DMVPN Scalability

Alexander sent me a very valid question: “Do you cover scalability problems in your DMVPN webinar?”. Of course I do, more than half of the webinar is devoted to them.

As you know, DMVPN is a combination of multiple technologies, including ISAKMP (key exchange), IPsec (encryption), GRE (tunneling), NHRP (tunnel endpoint resolution) and a routing protocol. Any one of these can be a limiting factor:

  • ISAKMP is CPU-consuming, more so if you use certificates. Large number of concurrent key exchanges can overload a low-end spoke router in Phase 2/3 DMVPN networks. Use ISAKMP call admission control;
  • The limiting factor of IPsec encryption is usually the throughput. Use hardware encryption modules;
  • Multicast/broadcast packets sent over an mGRE tunnel (for example, routing protocol hello messages or updates) are transformed into numerous unicast GRE packets, potentially overloading the output interface on the hub router. Change the routing protocol;
  • Low NHRP registration timeout on the spoke routers can overload the hub router in networks with very high hub-to-spoke ratios.

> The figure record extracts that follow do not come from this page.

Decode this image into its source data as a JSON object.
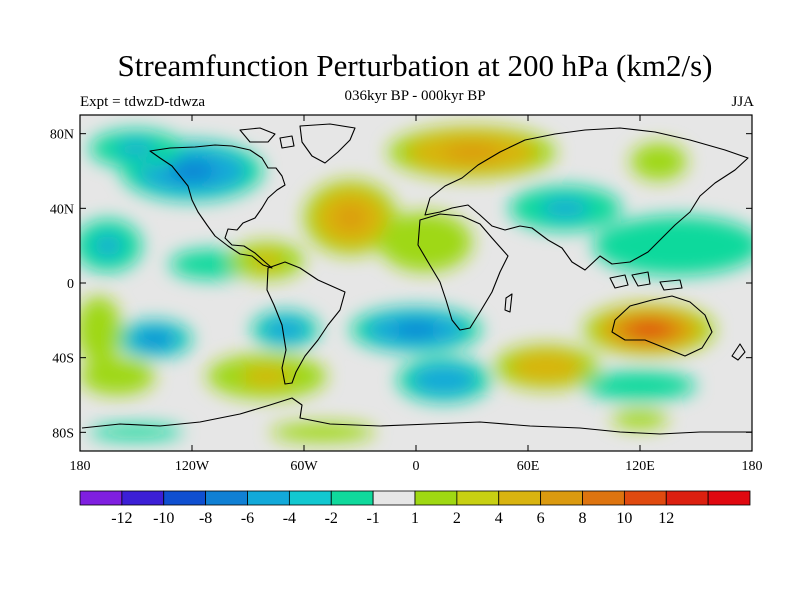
{
  "title": "Streamfunction Perturbation at 200 hPa (km2/s)",
  "left_subtitle": "Expt = tdwzD-tdwza",
  "center_subtitle": "036kyr BP - 000kyr BP",
  "right_subtitle": "JJA",
  "lat_ticks": [
    {
      "value": 80,
      "label": "80N"
    },
    {
      "value": 40,
      "label": "40N"
    },
    {
      "value": 0,
      "label": "0"
    },
    {
      "value": -40,
      "label": "40S"
    },
    {
      "value": -80,
      "label": "80S"
    }
  ],
  "lon_ticks": [
    {
      "value": -180,
      "label": "180"
    },
    {
      "value": -120,
      "label": "120W"
    },
    {
      "value": -60,
      "label": "60W"
    },
    {
      "value": 0,
      "label": "0"
    },
    {
      "value": 60,
      "label": "60E"
    },
    {
      "value": 120,
      "label": "120E"
    },
    {
      "value": 180,
      "label": "180"
    }
  ],
  "colorbar": {
    "colors": [
      "#7f1fe0",
      "#3c1fd6",
      "#0f4fd0",
      "#1080d4",
      "#12a9d9",
      "#12c8d0",
      "#10d99c",
      "#e6e6e6",
      "#9fd812",
      "#c8d012",
      "#d9b410",
      "#db9a0f",
      "#de740f",
      "#e04a0f",
      "#dc2010",
      "#e00810"
    ],
    "labels": [
      "-12",
      "-10",
      "-8",
      "-6",
      "-4",
      "-2",
      "-1",
      "1",
      "2",
      "4",
      "6",
      "8",
      "10",
      "12"
    ]
  },
  "field_anomalies": [
    {
      "lon": -120,
      "lat": 60,
      "rlon": 38,
      "rlat": 16,
      "level": -5
    },
    {
      "lon": -150,
      "lat": 72,
      "rlon": 25,
      "rlat": 10,
      "level": -3
    },
    {
      "lon": -165,
      "lat": 20,
      "rlon": 18,
      "rlat": 14,
      "level": -3
    },
    {
      "lon": -110,
      "lat": 10,
      "rlon": 22,
      "rlat": 8,
      "level": -2
    },
    {
      "lon": -35,
      "lat": 35,
      "rlon": 25,
      "rlat": 20,
      "level": 5
    },
    {
      "lon": -80,
      "lat": 12,
      "rlon": 20,
      "rlat": 10,
      "level": 3
    },
    {
      "lon": 30,
      "lat": 70,
      "rlon": 45,
      "rlat": 14,
      "level": 5
    },
    {
      "lon": 5,
      "lat": 22,
      "rlon": 25,
      "rlat": 16,
      "level": 2
    },
    {
      "lon": 80,
      "lat": 40,
      "rlon": 30,
      "rlat": 12,
      "level": -3
    },
    {
      "lon": 130,
      "lat": 65,
      "rlon": 15,
      "rlat": 10,
      "level": 2
    },
    {
      "lon": 140,
      "lat": 20,
      "rlon": 45,
      "rlat": 16,
      "level": -2
    },
    {
      "lon": -70,
      "lat": -25,
      "rlon": 18,
      "rlat": 10,
      "level": -4
    },
    {
      "lon": 0,
      "lat": -25,
      "rlon": 35,
      "rlat": 12,
      "level": -5
    },
    {
      "lon": -140,
      "lat": -30,
      "rlon": 20,
      "rlat": 10,
      "level": -5
    },
    {
      "lon": -170,
      "lat": -25,
      "rlon": 12,
      "rlat": 18,
      "level": 2
    },
    {
      "lon": -80,
      "lat": -50,
      "rlon": 32,
      "rlat": 12,
      "level": 3
    },
    {
      "lon": -160,
      "lat": -50,
      "rlon": 20,
      "rlat": 10,
      "level": 2
    },
    {
      "lon": 125,
      "lat": -25,
      "rlon": 35,
      "rlat": 14,
      "level": 9
    },
    {
      "lon": 70,
      "lat": -45,
      "rlon": 28,
      "rlat": 12,
      "level": 4
    },
    {
      "lon": 15,
      "lat": -52,
      "rlon": 25,
      "rlat": 12,
      "level": -4
    },
    {
      "lon": 120,
      "lat": -55,
      "rlon": 30,
      "rlat": 8,
      "level": -2
    },
    {
      "lon": 120,
      "lat": -73,
      "rlon": 15,
      "rlat": 5,
      "level": 2
    },
    {
      "lon": -50,
      "lat": -80,
      "rlon": 28,
      "rlat": 5,
      "level": 2
    },
    {
      "lon": -150,
      "lat": -80,
      "rlon": 25,
      "rlat": 4,
      "level": -2
    }
  ]
}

Increase the NHRP registration timeout;

Most common limiting factor is the routing protocol. OSPF is the worst possible choice, as the weakest spoke router limits the scalability (unless you use flooding filters). EIGRP with stub routers is pretty good (although it’s hard to push it above 350 peers on a 7200) as is RIP and ODR, but they all suffer from the multicast replication issues. For larger networks you should use unidirectional RIP, BGP or static routes.

1 comments:

  1. It is probably worth mentioning the use of GETVPN for DMVPN traffic encryption - this allows for scaling IPsec control/data plane and significantly reducing spoke-to-spoke tunnel latency.